U.S. GDP’s revision announced the prior week was left static at a 33.1% growth rate, but this is after a 31.4% contraction in the second quarter of 2020. The strongest snapback recovery also was followed by the deepest percentage decline since being recorded back into the mid-1940s.
Tuesday’s news release will have knocked out two consecutive quarterly contraction levels. Similar to the United States, household spending in Canada also accounted for the bulk of GDP’s recovery. Canada’s third-quarter figure was 2 trillion Canadian dollars.
While the 40.5% reading was stronger than in the United States in the third quarter, Dow Jones had published a consensus forecast of 47%. As for the wide miss, some of this is explained by growth revisions that dated back years.
Canada’s central bank has pledged to keep interest rates near 0% until 2023. This is also after a renewed pledge from the Canadian government to another round of fiscal stimulus to keep reviving the economy.
Where Canada has not recovered as quickly is in its official unemployment rate.
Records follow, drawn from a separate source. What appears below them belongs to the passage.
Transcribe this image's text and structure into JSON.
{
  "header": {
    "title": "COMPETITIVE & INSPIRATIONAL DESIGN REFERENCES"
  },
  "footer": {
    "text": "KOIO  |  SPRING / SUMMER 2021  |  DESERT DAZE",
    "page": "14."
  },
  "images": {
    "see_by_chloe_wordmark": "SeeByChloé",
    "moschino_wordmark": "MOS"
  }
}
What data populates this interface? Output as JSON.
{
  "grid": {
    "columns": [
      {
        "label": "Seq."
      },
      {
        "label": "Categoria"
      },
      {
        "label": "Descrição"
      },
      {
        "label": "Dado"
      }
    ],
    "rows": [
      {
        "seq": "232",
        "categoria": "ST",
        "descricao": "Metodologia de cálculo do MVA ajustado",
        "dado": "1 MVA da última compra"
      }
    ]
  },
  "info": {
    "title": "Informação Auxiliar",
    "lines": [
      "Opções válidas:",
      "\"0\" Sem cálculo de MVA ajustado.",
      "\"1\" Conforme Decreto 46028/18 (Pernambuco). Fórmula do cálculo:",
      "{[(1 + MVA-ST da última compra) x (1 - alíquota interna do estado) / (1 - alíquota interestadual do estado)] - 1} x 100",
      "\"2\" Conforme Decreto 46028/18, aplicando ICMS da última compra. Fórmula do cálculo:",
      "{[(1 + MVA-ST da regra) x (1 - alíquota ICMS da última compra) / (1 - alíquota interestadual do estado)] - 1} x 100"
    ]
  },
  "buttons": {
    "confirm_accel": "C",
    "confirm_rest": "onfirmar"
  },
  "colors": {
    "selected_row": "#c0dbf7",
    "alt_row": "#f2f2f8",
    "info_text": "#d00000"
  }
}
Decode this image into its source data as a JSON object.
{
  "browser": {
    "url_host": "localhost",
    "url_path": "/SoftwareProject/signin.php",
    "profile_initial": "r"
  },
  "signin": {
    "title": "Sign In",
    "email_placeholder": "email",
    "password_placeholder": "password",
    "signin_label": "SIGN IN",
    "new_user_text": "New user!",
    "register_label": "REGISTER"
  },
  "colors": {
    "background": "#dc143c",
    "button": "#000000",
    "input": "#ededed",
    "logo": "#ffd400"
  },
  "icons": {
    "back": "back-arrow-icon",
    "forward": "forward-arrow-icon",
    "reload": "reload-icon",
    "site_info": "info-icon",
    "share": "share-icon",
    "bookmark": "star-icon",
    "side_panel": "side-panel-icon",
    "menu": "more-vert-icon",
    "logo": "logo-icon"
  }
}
As of October 2020, the official unemployment rate was back down to 6.9% in the United States, after a total gain of 638,000 nonfarm jobs. The official unemployment rate in Canada was still up at 8.9%.
The economies of the United States and Canada are among the most intertwined in the world. Canada may have more exposure tied to resources, but many of the metrics overlap. Both economies also have spent a large portion of 2020 under lockdown measures to combat the COVID-19 pandemic.